Iu determining this question the most material inquiries are, when and where was it that the minds of these parties met and assented to the same thing; and at what point was it that the goods ordered were set apart and delivered to the purchaser.

“When the terms of sale are agreed on, and the bargain is struck, and everything that the seller has to do with the goods is complete, the contract of sale becomes- absolute, as between the parties, without actual payment or delivery, and the property and the risk of accident to the goods vests in „the buyer. He is entitled to the goods on the payment or tender of the price, and not otherwise, when nothing is said at the sale as to the time of delivery, or time of payment. The payment or tender of the price is in such cases a condition precedent, implied in the contract of sale, and the buyer cannot take the goods or sue for them without payment ; for though the vendee acquires a right of property by the contract of sale, he does not acquire a right of possession of the goods until he pays or tenders the price.” 2 Kent’s Comm., 12 Ed., * 492.

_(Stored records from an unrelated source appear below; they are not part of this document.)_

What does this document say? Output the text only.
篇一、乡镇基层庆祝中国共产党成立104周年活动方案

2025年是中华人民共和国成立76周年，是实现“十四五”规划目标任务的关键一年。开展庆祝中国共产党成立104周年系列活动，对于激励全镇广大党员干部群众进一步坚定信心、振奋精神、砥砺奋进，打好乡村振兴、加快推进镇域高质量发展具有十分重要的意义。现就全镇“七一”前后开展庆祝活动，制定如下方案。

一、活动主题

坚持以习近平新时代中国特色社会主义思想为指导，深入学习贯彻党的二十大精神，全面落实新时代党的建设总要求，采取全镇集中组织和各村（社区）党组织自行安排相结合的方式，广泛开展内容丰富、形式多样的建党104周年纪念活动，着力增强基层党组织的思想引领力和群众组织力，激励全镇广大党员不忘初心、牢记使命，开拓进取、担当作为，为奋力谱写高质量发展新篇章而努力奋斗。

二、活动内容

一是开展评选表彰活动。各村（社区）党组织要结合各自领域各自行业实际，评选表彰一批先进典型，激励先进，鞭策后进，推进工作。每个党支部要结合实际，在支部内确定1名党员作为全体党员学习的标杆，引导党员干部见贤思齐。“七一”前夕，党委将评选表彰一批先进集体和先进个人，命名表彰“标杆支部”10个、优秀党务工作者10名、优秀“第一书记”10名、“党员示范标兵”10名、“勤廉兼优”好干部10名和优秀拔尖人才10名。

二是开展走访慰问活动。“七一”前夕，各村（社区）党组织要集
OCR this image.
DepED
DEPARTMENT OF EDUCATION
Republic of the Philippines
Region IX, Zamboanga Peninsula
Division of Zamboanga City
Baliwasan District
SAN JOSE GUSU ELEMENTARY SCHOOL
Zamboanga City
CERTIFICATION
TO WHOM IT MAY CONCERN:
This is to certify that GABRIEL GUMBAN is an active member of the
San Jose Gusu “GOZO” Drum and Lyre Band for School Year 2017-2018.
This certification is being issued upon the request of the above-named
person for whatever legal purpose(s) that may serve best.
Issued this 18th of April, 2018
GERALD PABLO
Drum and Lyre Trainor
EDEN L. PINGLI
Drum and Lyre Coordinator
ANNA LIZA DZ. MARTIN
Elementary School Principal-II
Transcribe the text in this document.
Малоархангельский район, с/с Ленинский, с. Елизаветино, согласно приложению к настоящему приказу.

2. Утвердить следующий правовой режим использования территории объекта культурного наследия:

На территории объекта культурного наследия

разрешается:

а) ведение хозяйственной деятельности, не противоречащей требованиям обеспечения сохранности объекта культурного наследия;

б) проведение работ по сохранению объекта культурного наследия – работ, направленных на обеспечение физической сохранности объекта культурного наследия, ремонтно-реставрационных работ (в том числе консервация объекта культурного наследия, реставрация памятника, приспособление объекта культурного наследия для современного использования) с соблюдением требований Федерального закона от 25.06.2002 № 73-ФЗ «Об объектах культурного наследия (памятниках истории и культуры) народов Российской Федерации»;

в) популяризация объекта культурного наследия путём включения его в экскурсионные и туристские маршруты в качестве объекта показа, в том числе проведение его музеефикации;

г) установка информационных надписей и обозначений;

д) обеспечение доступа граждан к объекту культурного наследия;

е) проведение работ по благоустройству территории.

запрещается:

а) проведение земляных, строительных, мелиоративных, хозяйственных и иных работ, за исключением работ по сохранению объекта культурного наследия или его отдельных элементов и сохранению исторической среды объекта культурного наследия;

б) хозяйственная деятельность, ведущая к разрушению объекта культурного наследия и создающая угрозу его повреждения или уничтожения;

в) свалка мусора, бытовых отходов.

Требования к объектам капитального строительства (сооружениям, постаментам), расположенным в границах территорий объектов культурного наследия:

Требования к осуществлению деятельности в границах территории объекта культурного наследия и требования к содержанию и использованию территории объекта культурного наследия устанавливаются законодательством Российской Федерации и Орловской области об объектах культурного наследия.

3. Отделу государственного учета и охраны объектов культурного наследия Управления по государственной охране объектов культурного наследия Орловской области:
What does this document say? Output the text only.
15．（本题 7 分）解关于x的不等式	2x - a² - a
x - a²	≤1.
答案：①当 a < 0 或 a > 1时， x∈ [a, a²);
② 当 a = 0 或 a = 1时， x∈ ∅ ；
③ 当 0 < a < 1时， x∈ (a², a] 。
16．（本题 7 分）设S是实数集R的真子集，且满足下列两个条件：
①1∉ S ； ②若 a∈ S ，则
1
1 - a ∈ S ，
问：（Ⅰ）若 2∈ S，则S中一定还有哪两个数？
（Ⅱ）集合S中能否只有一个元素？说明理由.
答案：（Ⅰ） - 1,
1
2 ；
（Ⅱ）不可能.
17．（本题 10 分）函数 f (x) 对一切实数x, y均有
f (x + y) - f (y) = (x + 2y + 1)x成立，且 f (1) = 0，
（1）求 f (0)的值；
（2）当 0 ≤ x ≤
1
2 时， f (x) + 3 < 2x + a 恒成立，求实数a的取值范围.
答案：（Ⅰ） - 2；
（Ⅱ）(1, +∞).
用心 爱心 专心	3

It is plain that the only agreement to sell, or act of sale, was at Little Rock. It was there that Davidson’s order, transmitted through the mail, reached the defendants, and it was there that they consented to fill his order. Hence the first existence of the contract would be when the defendants at Little Rock assented to his proposal. Fuich vs. Mansfield, 97 Mass., 89; Shriver v. Pittsburgh, 16 P. F. Smith, 446.

In Taylor vs. Shipman, 33 Iowa, 194, S. C., 11 Am. Rep., 118, a salesman for an Illinois house, while in Iowa, took an order for liquors, which his house filled by shipping the liquors to the purchaser in Iowa, he to-pay charges and take risks. This was held to be an Illinois contract. And the court said: “It is well settled that to constitute a contract requires both the making and the acceptance of a proposition ; that is, there must be a concurrence of two minds upon the same thing. Where an order or offer is made by letter, it does not constitute a contract until it is accepted. When it is accepted, and the letter containing the acceptance is placed in the mail, the contract as specified in the order or offer, is complete; and it is very plain, upon principle, that the contract is made where it is accepted, and not where the offer was made; for it is there that the two minds meet upon the same thing and the contract is consummated. This has been so adjudicated. McIntyre vs. Paris, 3 Metcalf, 207; Whiston vs. Stodder, 8 Mart. (La.), 132. The same principle is illustrated' by'the cases of Hill vs. Spear, 50 N. H., 253; S. C., 9 Am. Rep., 205; Boothby vs. Plaisted, 51 N. H., 436; S. C., 12 Am. Rep., 140; Lynch vs. O’Donnell, 12 Mass., 311; Ely vs. Webster, 102 Mass., 304; Brockaway vs. Maloney, Ib., 308.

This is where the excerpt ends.